那棵树很高大,每年树梢上的果儿都摘不净。一来是真的够不着,二是韩叔爱惜这棵树,生怕摘果儿的时候伤着了树的枝枝丫丫。第三,也是韩叔刻意留下这几枝果儿,好留给过冬的鸟儿们。等大雪覆盖了原野,等树上的果儿被酷寒风干了水分,那些鸟儿们就自己找来了。

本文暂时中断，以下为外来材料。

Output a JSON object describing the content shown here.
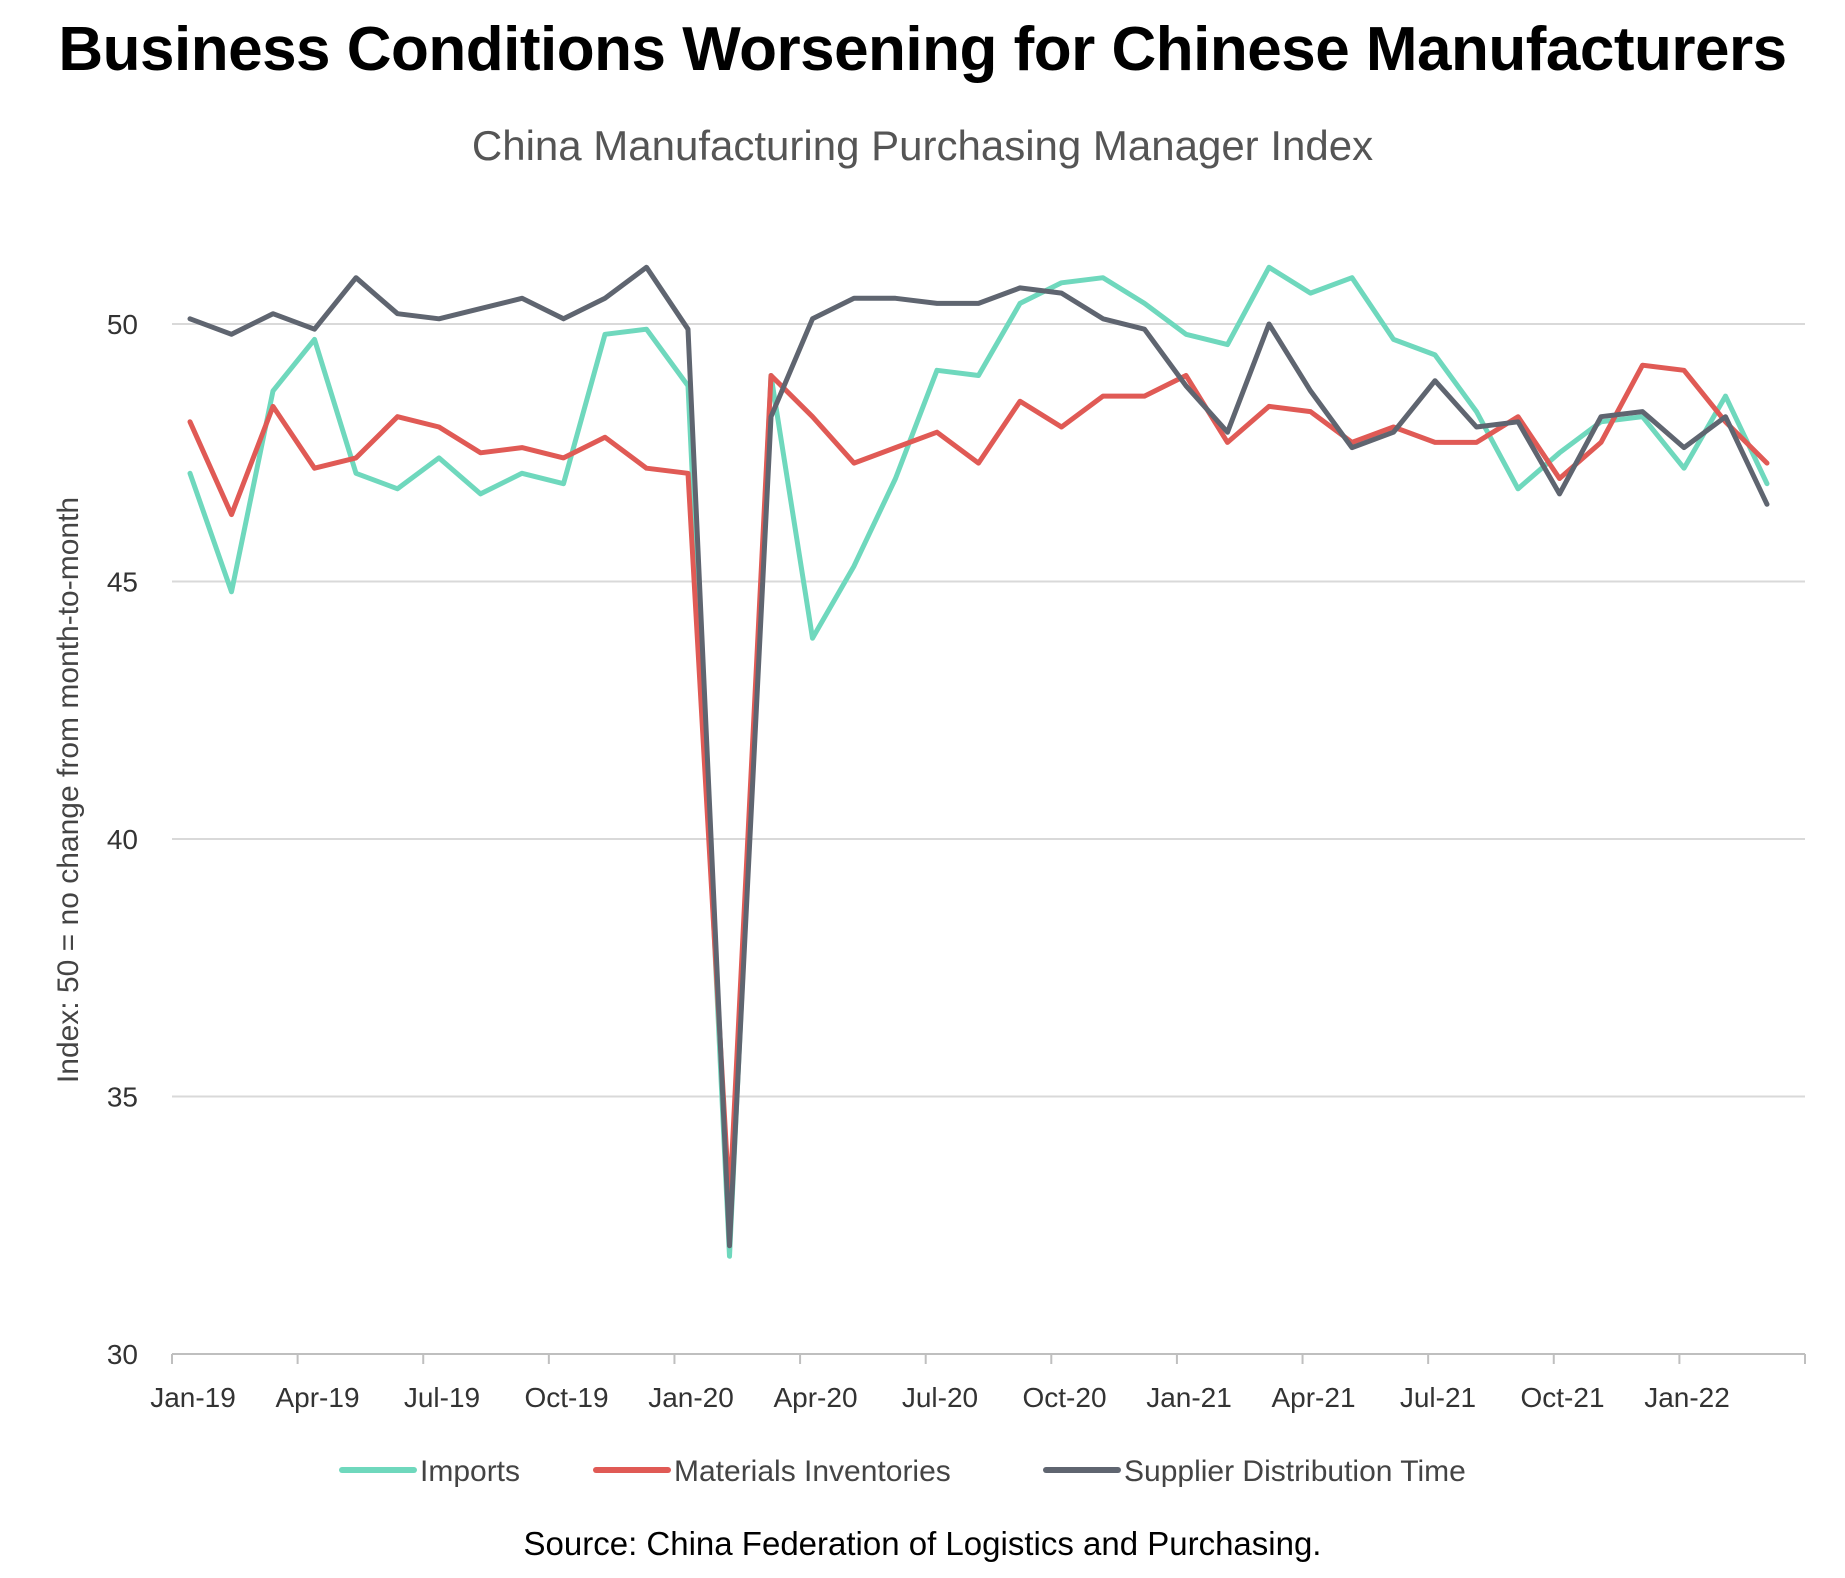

当年爷爷也曾经把红果当“嚼果”,“变”给过我们兄妹的。
上个世纪的六七十年代,在连队周边这一片,爷爷可算得上是一个名人。爷爷是河北吴桥人,他会变魔术,耍把戏。他有一个大帆布兜子,里边装着他变魔术的那些玩意儿,但他从不兴别人翻看他的兜子。有时他要去表演,回来后,一定要把他的宝贝兜子高高地挂在墙上,一定要高到我们哥俩踩着板凳也够不着才行。
我们哥俩想拼命地够着爷爷的帆布兜子,并不是想看他变魔术变戏法的那些道具玩意儿,而是爷爷的帆布兜子里边说不准就会有什么好“嚼果”呢。
“嚼果”,大概是东北土话,意思就是吃的东西。好“嚼果”,当然就是好吃的东西了。
爷爷常把那个帆布兜子摘下来,就像变魔术一样,从里边变出“嚼果”来。有时是几块糖,有时是几块饼干,有时是一把黑枣,一捧花生。冬天的时候,还能给我们兄妹变出一个装满玻璃罐头瓶子里的红果儿,或者是拌了白糖的山丁子。熟透了的山丁子,软的像饴糖,再拌上白糖,又酸又甜,吃得我们倒了牙。也有时候是几个冻梨,几个冻柿子。当然,最好的“嚼果”,应该是东北的粘豆包,是那种用东北的大黄米磨出来的粘面,包上豆馅儿,在大锅里蒸熟,再拿到屋子外边冻起来的粘豆包。爷爷都是在晚上,用一个白菜帮子,或者是一块萝卜片,把烧的正旺的铁炉盖子擦干净,然后把冻的梆梆硬的粘豆包放在炉盖子上面烤,直到把粘豆包烤的焦脆喷香……我和弟弟妹妹就端着一个盛着白糖的小碗,等在一边。这个戏法,爷爷给我们变了很多年,直到我们能轻而易举地摘下爷爷的帆布兜子。
那时,对我们小兄妹来说,所有的“嚼果”,都喜欢得不得了。所以,我们对爷爷的魔术,便钦佩的五体投地,对爷爷的破帆布兜子,更是期待的热血沸腾。
其实,爷爷的好“嚼果”,就是他自己去连队边上的树林里採来的,用自己的工资买来的,或者是县城里亲戚送的。爷爷都精心地攒起来,再用魔术,变给年小的我们兄妹三个。